Periostin is known to be involved in the progression and development of IPF [15], and the high levels of serum periostin are significantly associated with the progression of IPF [6,16]. Baseline serum periostin levels are a possible predictive biomarker of the development of honeycombing, although no correlation was found during the six months between progressive changes of serum periostin levels and that of KL-6 or LDH levels in the analysis of 12 patients with IPF [17]. As Okamoto et al. reported [18], serum periostin levels are elevated in the usual interstitial pattern of IP compared with other IP patterns; accordingly, we monitored the patient’s serum periostin, KL-6, and SP-D levels. While antiperiostin antibodies 18A and 17B recognize both inflammatory and fibrotic total periostin, the 20A and 19D antibodies recognize monomeric fibrotic periostin and predict the short-term progression of IPF [6].

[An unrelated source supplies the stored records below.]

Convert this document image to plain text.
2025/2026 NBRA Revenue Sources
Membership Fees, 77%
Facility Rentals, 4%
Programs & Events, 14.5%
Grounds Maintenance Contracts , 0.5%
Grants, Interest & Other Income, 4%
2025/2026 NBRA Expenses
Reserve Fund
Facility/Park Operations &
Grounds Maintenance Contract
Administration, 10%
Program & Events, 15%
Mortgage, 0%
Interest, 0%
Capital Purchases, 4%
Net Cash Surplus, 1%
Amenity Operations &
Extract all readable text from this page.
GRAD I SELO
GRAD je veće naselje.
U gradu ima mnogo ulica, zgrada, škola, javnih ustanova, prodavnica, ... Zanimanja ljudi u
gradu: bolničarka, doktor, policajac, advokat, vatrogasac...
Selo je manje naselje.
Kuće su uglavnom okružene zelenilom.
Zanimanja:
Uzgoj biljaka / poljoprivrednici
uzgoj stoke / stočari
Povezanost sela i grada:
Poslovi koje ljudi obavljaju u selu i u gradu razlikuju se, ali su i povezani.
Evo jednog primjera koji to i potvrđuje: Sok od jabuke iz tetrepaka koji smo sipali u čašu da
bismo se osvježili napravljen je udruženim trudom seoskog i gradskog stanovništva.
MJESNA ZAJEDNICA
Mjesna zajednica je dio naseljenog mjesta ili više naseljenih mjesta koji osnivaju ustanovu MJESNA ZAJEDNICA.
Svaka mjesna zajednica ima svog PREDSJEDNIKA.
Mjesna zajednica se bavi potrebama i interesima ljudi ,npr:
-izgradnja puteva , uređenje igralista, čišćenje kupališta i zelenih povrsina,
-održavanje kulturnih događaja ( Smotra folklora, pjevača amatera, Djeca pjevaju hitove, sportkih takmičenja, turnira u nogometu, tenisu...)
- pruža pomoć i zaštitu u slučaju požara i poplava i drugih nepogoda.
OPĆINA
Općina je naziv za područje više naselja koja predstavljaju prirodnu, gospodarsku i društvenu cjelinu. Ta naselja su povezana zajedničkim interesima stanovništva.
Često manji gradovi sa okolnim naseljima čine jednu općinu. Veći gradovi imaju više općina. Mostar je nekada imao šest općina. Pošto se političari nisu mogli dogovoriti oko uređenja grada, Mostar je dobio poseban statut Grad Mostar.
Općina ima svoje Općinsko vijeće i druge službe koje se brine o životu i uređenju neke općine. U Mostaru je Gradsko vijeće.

It is known that periostin is primarily produced by myofibroblasts, but not by bronchial epithelial cells, in pulmonary fibrosis [19], whereas both KL-6 and SP-D are produced by regenerating type II alveolar cells [20]. Injured type II alveolar epithelial cells release various cytokines that are the key mediators of fibrotic tissue remodeling. The result is enhanced production of extracellular-matrix proteins by myofibroblasts, leading to further remodeling [21]. This difference between periostin and KL-6/SP-D in the producing cells and the mechanism of release may explain the different effects of pirfenidone-induced improvement. Recently, we reported an autopsy case of acute exacerbation of FIPF. Immunohistochemical analysis showed an accumulation of periostin in the severe fibrotic lesion of lungs at autopsy, while serum periostin levels were not elevated on admission, indicating that periostin may be accumulated in progressive fibrotic lesions [22]. The different time course of fibrotic markers after pirfenidone administration, in this case, suggests the possibility that pirfenidone influences the inflammatory or fibrotic response in alveolar epithelial cells. However, further studies are required to clarify the therapeutic mechanisms of antifibrotic agents.

4. Conclusions

We reported a case of FIPF treated with pirfenidone, which may contribute to a therapeutic strategy for its management. Antifibrotic agents such as pirfenidone may be useful for the management of FIPF, as well as sporadic IPF. Furthermore, differential changes in the parameters of fibrotic markers KL-6, SP-D, and periostin may suggest a possible mechanism of the antifibrotic effects of pirfenidone for IPF.